Deep Ocean Discoveries

Posted by MaryEllen On 4:59 PM

One of the wonderful effects of our ever-increasing technological know-how is that we can now explore worlds that we have never been able to visit before. No, I don’t mean distant planets, but worlds that exist right here on Earth – isolated mountaintops and valleys, the canopies of the cloud forests, and inhospitable regions previously inaccessible. But perhaps the most amazing new universe we have discovered on Earth is that of the ocean. The ocean covers 75% of the surface of the earth, but until recently, we have never been able to explore its depths. We have had to make guesses about what it is like at the bottom of the sea, and what might live there, based on tiny bits of information – a carcass washed ashore, a strange creature brought up by fishermen, a skeleton of something we can’t identify.

But due to huge advances in underwater technology, robotics, and imaging systems, we can now visit the deep parts of the ocean. We can now go down to the sea floor in many areas, in depths of such crushing pressure and total blackness that we had always thought that nothing could survive there. The premise that we humans operated on was that nothing could survive without sunlight of some type, and that the pressure would be too great for life to succeed. We envisioned the sea floor as a desolate, empty expanse of rock and sand.

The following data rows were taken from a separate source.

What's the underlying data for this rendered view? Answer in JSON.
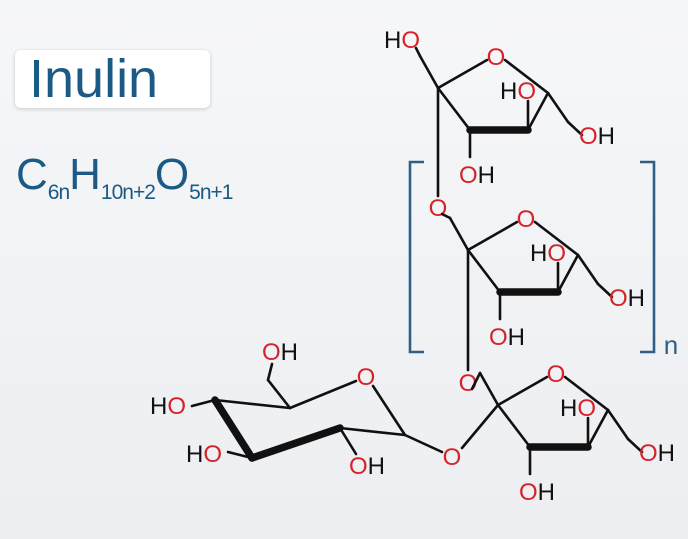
{
  "title": "Inulin",
  "formula": {
    "c": "C",
    "c_sub": "6n",
    "h": "H",
    "h_sub": "10n+2",
    "o": "O",
    "o_sub": "5n+1"
  },
  "repeat_label": "n",
  "atoms": {
    "oxygen": "O",
    "hydroxyl_left": "H",
    "hydroxyl_right": "O",
    "hydroxyl_tail": "H"
  },
  "colors": {
    "title": "#1b5a85",
    "oxygen": "#d6232a",
    "bond": "#111111",
    "bracket": "#2f5f86"
  }
}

And how wrong we were! The lower depths of the ocean are absolutely teeming with life, in shapes and sizes previously unimaginable. Consider the giant squid. This creature was known only from a few incomplete carcasses brought up by fishermen, and for some time was considered a creature of legend, not even real. But now we have seen amazing underwater footage of this animal, confirming the existence of an animal that can reach over 40 feet in length. The giant squid lives deep in the oceans, only rarely surfacing, and it wasn’t photographed until 2004, with video footage taken in 2006, only five years ago. Other animals only recently discovered include an octopus that imitates other fish, so as to sneak up on its prey (the mimic octopus); a crab covered with spines that look like hair; a snail that construct its shell out of iron and is magnetic; and a fish that has a completely transparent head and can rotate its eyes 90 degrees, from looking straight ahead to looking directly overhead. There are tube worms eight feet long that live in volcanic vents on the ocean floor, at temperatures of over 600F. Jellyfish with tentacles 12 feet long swarm under the Antarctic ice; and eerie glow-in-the-dark fish with huge teeth patrol the ocean floor. Some of the new discoveries are so strange that no one is even sure if they are plants, animals, or something not yet defined.

While most humans dream about the possibility of life on distant planets, deep-water biologists are discovering new forms of life right here on our own planet. Every discovery they make expands our ideas of how life evolved, what conditions can support life, and how we categorize life. While looking to the stars and dreaming of new life is fun, what is even more amazing is looking to our oceans and actually finding it.


2 comments

  1. Wonderful! The sensitivity and insight of E. O. Wilson. The next time I walk the Nova Scotia shore of Bay of Fundy hoping for the least possible glimpse of a whale I will think of this.
    Charlie Francis

    Posted on May 22, 2009 at 3:28 PM

     
  2. MaryEllen Said,

    oh, thank you! I appreciate the feedback. I hope you will visit again - I put up new articles every Thursday.